Web.Config's can be nested, and so the pages element will affect all other applications below it in scope (for example, there is a web.config that sets up various defaults in the framework's config folder).

If you don't want the theme on the pages in your blog folder, have you tried setting the theme to an empty string in the sub web.config? This is a valid value for the attribute, and should override the one set in the parent.

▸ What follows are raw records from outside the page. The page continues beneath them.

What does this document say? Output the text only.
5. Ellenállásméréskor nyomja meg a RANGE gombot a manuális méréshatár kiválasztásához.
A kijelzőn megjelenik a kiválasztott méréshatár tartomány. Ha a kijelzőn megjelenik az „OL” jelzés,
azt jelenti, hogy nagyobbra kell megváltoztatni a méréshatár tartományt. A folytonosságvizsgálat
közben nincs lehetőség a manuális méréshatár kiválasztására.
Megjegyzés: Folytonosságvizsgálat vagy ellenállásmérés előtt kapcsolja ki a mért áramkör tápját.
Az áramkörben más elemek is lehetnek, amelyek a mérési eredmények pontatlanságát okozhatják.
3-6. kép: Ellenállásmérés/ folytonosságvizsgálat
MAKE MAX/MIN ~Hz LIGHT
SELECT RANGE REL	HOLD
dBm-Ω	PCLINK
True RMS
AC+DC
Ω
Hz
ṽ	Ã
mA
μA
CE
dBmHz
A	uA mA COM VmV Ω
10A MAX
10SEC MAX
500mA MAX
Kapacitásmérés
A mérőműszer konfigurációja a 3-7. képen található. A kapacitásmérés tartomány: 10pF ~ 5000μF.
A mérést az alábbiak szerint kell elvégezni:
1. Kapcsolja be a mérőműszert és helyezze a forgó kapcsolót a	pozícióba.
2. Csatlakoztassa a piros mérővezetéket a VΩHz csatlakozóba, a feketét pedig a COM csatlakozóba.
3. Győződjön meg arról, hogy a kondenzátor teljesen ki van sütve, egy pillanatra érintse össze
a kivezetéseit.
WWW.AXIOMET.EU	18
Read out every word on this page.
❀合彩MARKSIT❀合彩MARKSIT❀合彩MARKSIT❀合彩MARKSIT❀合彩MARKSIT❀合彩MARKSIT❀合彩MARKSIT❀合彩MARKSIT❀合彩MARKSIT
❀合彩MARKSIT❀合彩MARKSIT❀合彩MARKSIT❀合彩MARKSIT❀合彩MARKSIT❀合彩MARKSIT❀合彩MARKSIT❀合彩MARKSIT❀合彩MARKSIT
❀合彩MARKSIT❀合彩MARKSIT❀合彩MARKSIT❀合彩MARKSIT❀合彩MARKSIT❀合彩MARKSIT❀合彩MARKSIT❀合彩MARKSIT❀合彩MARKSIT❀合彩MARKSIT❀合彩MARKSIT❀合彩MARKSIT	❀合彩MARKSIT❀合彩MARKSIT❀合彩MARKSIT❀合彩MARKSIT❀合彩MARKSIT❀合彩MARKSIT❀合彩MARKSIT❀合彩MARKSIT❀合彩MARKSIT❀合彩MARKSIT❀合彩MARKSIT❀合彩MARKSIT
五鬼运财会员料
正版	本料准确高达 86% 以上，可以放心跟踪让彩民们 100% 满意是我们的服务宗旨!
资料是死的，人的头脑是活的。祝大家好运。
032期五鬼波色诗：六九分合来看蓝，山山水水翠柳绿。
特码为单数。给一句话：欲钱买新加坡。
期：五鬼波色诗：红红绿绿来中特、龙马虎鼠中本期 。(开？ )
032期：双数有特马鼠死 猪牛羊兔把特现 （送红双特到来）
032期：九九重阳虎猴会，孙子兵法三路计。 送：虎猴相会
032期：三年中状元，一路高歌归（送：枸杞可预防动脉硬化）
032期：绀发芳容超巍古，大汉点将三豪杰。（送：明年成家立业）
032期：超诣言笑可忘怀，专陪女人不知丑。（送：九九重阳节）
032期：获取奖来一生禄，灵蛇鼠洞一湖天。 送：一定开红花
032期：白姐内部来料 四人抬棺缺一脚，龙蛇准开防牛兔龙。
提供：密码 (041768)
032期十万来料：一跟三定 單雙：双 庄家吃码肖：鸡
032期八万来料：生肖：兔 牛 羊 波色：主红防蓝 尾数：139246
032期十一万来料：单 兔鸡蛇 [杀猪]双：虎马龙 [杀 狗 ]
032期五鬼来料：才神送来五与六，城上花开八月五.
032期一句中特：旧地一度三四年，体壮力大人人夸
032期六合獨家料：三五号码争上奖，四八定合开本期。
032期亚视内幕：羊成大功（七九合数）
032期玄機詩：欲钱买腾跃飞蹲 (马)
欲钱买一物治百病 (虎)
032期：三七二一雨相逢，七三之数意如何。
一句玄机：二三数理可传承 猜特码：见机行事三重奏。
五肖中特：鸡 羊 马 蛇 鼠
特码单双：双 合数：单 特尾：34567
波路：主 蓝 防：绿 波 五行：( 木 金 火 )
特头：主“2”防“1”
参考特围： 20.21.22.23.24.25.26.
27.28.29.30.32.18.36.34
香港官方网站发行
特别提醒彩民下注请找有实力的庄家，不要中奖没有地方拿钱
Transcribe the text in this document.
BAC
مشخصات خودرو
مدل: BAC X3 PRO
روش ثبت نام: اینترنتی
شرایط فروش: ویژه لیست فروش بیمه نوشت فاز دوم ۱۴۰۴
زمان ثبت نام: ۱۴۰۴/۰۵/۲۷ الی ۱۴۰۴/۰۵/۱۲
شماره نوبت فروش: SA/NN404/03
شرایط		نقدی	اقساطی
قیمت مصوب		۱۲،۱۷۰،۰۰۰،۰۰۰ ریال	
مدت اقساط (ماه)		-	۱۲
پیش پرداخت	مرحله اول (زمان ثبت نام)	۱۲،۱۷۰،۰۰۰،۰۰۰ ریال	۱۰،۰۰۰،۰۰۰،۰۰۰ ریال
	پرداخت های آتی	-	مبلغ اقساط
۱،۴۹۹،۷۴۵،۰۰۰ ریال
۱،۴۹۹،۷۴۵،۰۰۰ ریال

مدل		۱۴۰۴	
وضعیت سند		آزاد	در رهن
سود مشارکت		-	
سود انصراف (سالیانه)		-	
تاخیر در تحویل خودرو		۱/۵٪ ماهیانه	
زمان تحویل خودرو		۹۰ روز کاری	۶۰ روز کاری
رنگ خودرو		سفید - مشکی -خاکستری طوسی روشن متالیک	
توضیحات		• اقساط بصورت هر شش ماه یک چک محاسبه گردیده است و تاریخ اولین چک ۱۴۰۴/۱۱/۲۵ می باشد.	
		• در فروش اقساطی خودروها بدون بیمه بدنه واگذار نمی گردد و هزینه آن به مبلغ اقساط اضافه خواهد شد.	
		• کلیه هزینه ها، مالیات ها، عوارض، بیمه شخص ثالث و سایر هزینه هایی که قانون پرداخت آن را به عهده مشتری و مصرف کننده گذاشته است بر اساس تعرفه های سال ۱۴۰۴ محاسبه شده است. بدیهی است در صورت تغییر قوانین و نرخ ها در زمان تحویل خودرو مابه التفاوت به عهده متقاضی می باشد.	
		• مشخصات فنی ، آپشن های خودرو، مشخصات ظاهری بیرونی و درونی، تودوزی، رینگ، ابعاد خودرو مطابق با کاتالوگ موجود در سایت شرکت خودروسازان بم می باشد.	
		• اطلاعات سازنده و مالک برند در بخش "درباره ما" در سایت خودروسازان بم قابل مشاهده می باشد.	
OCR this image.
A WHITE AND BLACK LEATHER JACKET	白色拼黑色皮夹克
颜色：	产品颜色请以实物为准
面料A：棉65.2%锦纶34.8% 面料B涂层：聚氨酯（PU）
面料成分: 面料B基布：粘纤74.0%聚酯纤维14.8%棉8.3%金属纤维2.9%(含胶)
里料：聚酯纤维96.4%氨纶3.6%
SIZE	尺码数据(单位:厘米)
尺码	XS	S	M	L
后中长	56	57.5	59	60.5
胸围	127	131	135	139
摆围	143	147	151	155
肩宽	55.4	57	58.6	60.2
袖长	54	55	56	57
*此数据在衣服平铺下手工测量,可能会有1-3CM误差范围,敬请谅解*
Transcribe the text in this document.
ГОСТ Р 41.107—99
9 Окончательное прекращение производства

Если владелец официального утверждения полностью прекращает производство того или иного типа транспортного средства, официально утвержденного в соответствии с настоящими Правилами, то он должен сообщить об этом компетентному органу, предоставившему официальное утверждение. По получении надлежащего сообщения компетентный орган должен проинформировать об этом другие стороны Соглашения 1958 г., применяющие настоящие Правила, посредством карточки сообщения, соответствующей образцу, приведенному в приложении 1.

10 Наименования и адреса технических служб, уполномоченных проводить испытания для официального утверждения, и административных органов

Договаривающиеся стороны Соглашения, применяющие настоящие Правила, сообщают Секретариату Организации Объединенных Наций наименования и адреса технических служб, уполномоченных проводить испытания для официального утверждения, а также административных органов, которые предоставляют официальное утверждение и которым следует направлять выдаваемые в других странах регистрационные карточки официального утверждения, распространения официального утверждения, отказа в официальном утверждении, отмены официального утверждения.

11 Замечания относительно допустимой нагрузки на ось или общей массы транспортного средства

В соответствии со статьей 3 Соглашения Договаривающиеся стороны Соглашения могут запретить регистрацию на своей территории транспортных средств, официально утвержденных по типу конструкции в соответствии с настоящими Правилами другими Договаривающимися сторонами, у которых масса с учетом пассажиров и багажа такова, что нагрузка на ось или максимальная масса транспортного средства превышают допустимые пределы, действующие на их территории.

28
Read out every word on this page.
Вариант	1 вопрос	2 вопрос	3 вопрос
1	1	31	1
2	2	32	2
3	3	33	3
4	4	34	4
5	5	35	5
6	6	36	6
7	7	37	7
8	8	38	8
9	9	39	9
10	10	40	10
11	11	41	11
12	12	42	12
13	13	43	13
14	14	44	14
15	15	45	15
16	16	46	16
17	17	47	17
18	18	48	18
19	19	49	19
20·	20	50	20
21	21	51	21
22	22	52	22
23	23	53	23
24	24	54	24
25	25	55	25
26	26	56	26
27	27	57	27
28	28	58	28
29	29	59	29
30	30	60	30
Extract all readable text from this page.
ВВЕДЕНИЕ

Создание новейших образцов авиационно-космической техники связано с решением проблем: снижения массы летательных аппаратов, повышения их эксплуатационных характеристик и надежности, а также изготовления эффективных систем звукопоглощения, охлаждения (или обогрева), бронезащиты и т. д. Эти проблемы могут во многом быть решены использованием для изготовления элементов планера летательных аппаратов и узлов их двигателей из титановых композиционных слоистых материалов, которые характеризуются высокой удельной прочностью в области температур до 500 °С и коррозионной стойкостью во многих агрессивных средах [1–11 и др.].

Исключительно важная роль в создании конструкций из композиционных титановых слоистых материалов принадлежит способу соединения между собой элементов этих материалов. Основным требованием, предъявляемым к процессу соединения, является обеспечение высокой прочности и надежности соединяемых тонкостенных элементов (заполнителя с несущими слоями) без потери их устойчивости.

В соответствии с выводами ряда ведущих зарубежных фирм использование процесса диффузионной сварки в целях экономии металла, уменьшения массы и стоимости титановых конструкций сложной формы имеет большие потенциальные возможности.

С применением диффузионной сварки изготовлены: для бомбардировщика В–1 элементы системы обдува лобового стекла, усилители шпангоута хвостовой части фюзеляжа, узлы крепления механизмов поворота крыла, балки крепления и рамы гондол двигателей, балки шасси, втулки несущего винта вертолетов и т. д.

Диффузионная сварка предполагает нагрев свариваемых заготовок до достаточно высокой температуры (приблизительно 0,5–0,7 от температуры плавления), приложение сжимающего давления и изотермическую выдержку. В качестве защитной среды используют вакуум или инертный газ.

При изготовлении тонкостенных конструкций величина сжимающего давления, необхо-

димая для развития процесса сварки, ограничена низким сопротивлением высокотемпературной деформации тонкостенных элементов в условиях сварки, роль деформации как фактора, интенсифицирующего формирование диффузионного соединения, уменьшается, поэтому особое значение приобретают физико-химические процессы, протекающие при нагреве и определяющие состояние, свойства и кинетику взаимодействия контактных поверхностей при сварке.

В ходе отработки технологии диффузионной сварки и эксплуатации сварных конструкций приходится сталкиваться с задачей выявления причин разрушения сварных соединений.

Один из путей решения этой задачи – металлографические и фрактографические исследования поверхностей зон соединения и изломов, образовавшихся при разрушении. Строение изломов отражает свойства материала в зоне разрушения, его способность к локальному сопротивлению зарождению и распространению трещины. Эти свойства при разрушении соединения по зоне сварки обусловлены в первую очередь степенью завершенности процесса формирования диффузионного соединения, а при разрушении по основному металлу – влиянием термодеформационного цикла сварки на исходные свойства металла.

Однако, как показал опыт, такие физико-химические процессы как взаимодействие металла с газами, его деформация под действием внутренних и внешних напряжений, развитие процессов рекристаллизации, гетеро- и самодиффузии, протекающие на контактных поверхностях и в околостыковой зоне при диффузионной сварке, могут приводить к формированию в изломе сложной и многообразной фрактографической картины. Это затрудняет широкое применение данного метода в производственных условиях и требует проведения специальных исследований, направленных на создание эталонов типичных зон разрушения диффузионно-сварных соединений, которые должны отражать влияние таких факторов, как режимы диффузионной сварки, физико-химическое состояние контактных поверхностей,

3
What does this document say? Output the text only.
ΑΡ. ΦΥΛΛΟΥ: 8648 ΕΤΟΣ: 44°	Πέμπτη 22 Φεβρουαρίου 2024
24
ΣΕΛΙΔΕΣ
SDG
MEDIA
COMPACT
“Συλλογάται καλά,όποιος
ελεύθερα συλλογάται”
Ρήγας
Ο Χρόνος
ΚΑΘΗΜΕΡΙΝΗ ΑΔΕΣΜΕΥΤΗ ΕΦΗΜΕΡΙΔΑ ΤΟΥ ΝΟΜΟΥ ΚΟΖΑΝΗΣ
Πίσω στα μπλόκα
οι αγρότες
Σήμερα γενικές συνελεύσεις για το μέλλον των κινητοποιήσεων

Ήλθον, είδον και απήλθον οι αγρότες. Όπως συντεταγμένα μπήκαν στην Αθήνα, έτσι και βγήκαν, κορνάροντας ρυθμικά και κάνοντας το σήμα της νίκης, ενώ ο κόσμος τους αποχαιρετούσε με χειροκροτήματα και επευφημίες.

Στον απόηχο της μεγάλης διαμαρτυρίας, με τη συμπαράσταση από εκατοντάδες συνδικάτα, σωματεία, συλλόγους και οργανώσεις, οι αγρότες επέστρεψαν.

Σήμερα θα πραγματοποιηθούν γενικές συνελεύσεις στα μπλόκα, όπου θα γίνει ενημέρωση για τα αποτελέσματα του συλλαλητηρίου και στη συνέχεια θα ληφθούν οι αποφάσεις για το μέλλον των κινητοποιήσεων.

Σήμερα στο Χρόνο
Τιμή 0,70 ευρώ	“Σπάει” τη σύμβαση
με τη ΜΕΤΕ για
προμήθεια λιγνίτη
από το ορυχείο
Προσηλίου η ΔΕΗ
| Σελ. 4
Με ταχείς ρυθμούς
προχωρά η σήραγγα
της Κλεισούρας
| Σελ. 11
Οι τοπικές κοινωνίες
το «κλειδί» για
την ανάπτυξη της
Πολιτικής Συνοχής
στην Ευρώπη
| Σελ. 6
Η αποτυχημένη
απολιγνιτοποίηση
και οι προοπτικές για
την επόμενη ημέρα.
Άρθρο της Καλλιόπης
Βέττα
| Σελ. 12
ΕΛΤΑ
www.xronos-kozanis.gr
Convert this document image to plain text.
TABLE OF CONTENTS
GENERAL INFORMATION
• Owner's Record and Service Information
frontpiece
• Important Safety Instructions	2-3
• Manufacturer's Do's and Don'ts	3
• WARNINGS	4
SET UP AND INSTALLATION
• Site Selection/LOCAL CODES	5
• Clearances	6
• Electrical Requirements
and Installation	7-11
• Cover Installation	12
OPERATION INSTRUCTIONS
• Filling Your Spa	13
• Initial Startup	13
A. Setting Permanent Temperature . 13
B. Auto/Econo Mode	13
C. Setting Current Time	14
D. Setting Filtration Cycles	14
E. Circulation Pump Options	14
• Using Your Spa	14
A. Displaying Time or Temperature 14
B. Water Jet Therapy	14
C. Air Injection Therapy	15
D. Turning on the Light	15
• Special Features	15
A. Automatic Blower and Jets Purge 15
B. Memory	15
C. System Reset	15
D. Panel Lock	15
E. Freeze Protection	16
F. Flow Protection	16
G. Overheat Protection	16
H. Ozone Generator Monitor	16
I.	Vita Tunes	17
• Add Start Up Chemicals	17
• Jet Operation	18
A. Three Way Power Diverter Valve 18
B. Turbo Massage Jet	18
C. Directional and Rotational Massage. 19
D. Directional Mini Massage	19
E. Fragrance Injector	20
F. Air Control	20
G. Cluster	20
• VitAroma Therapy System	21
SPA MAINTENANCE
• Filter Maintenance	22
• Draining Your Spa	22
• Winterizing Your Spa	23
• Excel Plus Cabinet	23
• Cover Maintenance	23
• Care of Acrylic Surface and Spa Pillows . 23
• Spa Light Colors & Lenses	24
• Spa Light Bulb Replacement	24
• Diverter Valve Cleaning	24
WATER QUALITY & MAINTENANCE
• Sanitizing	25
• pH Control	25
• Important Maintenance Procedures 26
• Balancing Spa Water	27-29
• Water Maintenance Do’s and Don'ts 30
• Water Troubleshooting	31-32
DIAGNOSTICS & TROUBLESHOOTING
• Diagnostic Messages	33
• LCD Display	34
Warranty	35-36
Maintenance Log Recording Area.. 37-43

Theming works by looking in the Themes folder under the application root - in this case, under the /blogs folder, and if it can't find one in there, it will throw this exception.

Zhaph - Ben Duguid
thanks , Ill try it , it should work
Sypress
+3  A: 

You want to add

<clear/>

to the subfolder's web.config. This will clear the parent configs values from whatever section you put clear into. For instance if you wanted to clear any connection strings from a parent config file you would do this:

<connectionStrings>
    <clear/>
    <!-- add new connection strings here -->
</connectionStrings>
Andrew Hare
Unfortunately It gave me errors that cant understand this clear element
Sypress
@Sypress: Did you have <clear/> **inside** the <connectionStrings> section? i initially, mistakenly, had it just before the opening **connectionStrings** element and i got the error "Unrecognized configuration section clear."